In a recent interview with Pipeline Magazine, Todd Murren, General Manager of Bluebird Network, commented on how the COVID pandemic has fundamentally shifted the way we work and live our day-to-day lives. Given how businesses have had to adapt to remote working, now more than ever, they are heavily relying on their networks and data flow. The developments that we are seeing are only early indications of what is sure to be an accelerated move toward an increase in remote working and the use of online applications.  

Pressured to adapt and remain ahead of the change, businesses are looking to maintain simplicity wherever possible. As the need for simplicity grows, enterprises are turning to colocation and hybrid models. And as the need for these quick infrastructure deployments are established, new buyer and seller relationships are developing. Today for many businesses, the choice between maintaining on-premises data centers or outsourcing to a colocation provider is becoming clear.
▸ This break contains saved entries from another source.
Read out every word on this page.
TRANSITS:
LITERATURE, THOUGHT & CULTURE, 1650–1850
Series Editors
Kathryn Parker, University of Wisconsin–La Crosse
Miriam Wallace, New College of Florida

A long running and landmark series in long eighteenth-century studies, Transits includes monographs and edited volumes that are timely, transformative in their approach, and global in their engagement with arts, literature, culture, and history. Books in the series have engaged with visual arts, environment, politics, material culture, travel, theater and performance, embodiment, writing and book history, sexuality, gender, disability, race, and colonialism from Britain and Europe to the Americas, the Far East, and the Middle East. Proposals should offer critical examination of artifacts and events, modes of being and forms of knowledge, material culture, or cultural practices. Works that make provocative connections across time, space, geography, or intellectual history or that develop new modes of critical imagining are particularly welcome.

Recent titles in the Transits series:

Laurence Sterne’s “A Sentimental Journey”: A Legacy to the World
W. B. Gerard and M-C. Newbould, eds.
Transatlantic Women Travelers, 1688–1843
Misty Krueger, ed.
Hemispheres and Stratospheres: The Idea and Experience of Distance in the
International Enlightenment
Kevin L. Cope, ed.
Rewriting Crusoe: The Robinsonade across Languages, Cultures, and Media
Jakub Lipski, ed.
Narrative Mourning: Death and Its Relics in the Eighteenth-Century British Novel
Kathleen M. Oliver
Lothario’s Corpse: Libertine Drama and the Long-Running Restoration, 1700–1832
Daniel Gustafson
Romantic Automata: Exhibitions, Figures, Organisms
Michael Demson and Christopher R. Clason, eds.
Colocation does more than help enterprises achieve optimized security, reliability and agility when compared to on-premises facilities; it also reduces cost and complexity, allowing internal resources to be focused on strategic growth.

If we continue the rate of technology development as exhibited by the Internet of Things (IoT), Artificial Intelligence (AI), 5G and edge computing – distribution agreements may be the new frontier of data center consumption. Data centers are now part of an evolving distributed infrastructure topology aimed at helping storage and processing remain closer to the information’s point of origin to ensure the highest levels of performance.

Our amplified and collective reliance on technology must find its niche in the data center industry, and it has already begun to carve a space for itself, perhaps at the expense of traditional models. Time is a luxury for both the customer and the enterprise, which means simplified plug-and-play data center solutions are in demand. Enterprises require a consumer environment that is accessible so they can get a solution quick. As simplicity grows, enterprises are turning to colocation and hybrid models, and as the need for these quick infrastructure deployments becomes established, new buyer and seller relationships are built to serve these timelines. The future holds greater opportunity for delivering more resilient systems and stronger models that will serve us well as we look toward tomorrow.